Random drug and alcohol testing for TTC workers begins March 1
The TTC today gave formal notice to its four unions that it will implement random drug and alcohol testing starting March 1, 2017. At its November 30 board meeting, TTC commissioners approved a staff implementation plan that will see 20% of all employees in safety sensitive positions, including designated management and executives, subject to random testing for drugs and alcohol.
The TTC will test only for likely impairment at the time of the test. Test results will indicate a pass or fail. The TTC has no interest in what its employees do on their own time, unless it has a potential impact on the workplace.

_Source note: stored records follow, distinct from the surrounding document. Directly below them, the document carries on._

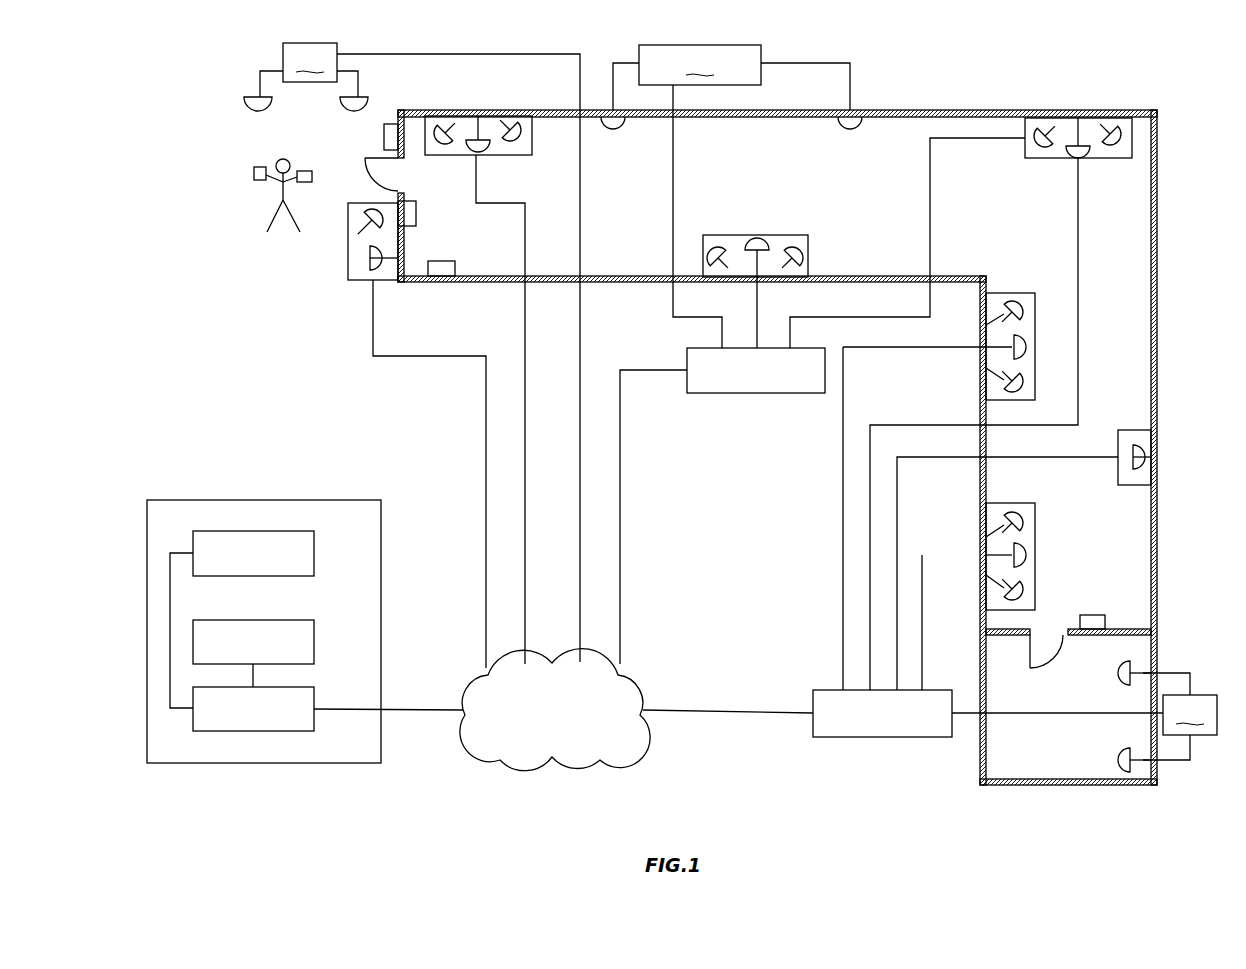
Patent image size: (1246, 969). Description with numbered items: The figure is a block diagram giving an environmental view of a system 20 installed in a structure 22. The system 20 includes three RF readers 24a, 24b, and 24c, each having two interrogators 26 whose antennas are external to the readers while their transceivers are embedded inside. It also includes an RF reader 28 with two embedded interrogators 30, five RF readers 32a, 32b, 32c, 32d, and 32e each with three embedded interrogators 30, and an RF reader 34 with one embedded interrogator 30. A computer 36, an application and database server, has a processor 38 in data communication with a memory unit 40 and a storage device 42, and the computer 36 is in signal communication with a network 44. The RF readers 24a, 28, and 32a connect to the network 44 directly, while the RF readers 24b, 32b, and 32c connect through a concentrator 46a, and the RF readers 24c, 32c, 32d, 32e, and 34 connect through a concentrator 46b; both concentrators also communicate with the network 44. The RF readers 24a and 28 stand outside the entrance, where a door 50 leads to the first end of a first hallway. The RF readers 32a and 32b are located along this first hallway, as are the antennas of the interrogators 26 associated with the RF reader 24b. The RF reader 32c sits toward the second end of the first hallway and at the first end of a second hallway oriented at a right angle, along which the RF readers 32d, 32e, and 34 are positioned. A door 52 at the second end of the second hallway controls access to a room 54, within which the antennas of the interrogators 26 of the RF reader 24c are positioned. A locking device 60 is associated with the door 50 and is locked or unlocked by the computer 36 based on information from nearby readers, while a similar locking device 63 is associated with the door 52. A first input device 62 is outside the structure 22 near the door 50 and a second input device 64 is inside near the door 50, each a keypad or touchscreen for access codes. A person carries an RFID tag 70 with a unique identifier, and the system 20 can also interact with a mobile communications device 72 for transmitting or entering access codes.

The system 20 is at (186, 93).
The structure 22 is at (1150, 110).
The RF reader 24a is at (420, 352).
The RF reader 24b is at (731, 196).
The RF reader 24c is at (1180, 716).
The interrogator 26 is at (246, 101).
The RF reader 28 is at (348, 250).
The embedded interrogator 30 is at (516, 137).
The RF reader 32a is at (520, 158).
The RF reader 32b is at (806, 238).
The RF reader 32c is at (1058, 158).
The RF reader 32d is at (1094, 293).
The RF reader 32e is at (1008, 503).
The RF reader 34 is at (1130, 430).
The computer 36 is at (342, 500).
The processor 38 is at (314, 697).
The memory unit 40 is at (314, 637).
The storage device 42 is at (314, 549).
The network 44 is at (541, 745).
The concentrator 46a is at (786, 393).
The concentrator 46b is at (908, 737).
The door 50 is at (386, 160).
The door 52 is at (1028, 652).
The room 54 is at (1070, 702).
The locking device 60 is at (418, 214).
The first input device 62 is at (384, 138).
The locking device 63 is at (1092, 615).
The second input device 64 is at (441, 261).
The RFID tag 70 is at (312, 176).
The mobile communications device 72 is at (254, 172).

Any employee who feels they have a dependency or addiction is encouraged to seek treatment either directly through the TTC's Occupational Health Department or the TTC's Employee and Family Assistance Plan. The TTC has a duty to accommodate employees with a disability and takes this responsibility seriously.
In 2010, the TTC implemented a new fitness for duty policy where testing occurs at pre-employment, as well as for reasonable cause, post-incident, post-violation and post-treatment, for safety sensitive positions. Post-treatment testing occurs when an employee has declared they have a dependency and has been treated for it. The policy reserved the right to implement random testing in the future.
The TTC has continued to see an increase in the number of reasonable cause and post-incident positive and refusal test results since 2011. This is not acceptable and the TTC cannot wait any longer to act. The safety of its employees, customers and all road users - motorists, cyclists and pedestrians - is paramount in all that it does.
The TTC has seen a 200% increase in workplace impairment and test refusals from 2011 to 2015. From 2014 to 2015 alone, there was an 80% increase of impairment at work or refusing to submit to a drug or alcohol test year over year. Random testing will act as a deterrent to those who may otherwise come to work when they are not fit for duty.
Positive & Refusal Test Results for Drugs (oral fluid sample) and Alcohol (breathalyser) 2010-2016:
(from Oct 17)
(up to Nov 30)
|6 positive test results in 2010||9 positive test results in 2011||16 positive test results in 2012||18 positive test results in 2013||15 positive test results in 2014||27 positive test results in 2015||21 positive test results in 2016||112 total positive test results from 2010 to 2016|
The TTC also conducts pre-employment testing for drug use by way of urinalysis for external candidates interested in working for the TTC in either a safety sensitive or designated management or executive position. Since Feb. 1, 2010 and until Nov. 30, 2016, there have been 186 positive test results.
More than 10,000 TTC employees will be subject to random drug and alcohol testing, including all operators and maintenance employees, designated supervisors, managers and executives - anyone whose job has accountability or responsibility for the safety of employees and the public.
A third party provider will generate a random list of employees and conduct the tests on the TTC's behalf: a breathalyser for alcohol and an oral fluid sample for drugs. While the breathalyser will provide an immediate result, drug test results take 2-3 days. Unless there's reason to believe an employee is, in fact, impaired, they will return to their jobs while awaiting test results. An employee could be tested more than once throughout the year, or not at all. The TTC, as the employer, has no say in who will be tested or when.
In the United States, random drug and alcohol testing has been federal law since 1991, and is also the practice in the United Kingdom and Australia. The TTC is actively lobbying the provincial government, together with other organizations like the Ontario Public Transit Association and the Canadian Urban Transit Association, to enact legislation making random testing mandatory for the transportation sector in Ontario. In the meantime, it will continue ahead with its implementation plan.
The cost of the program is $1.3 million and has been approved by the TTC Board for 2017.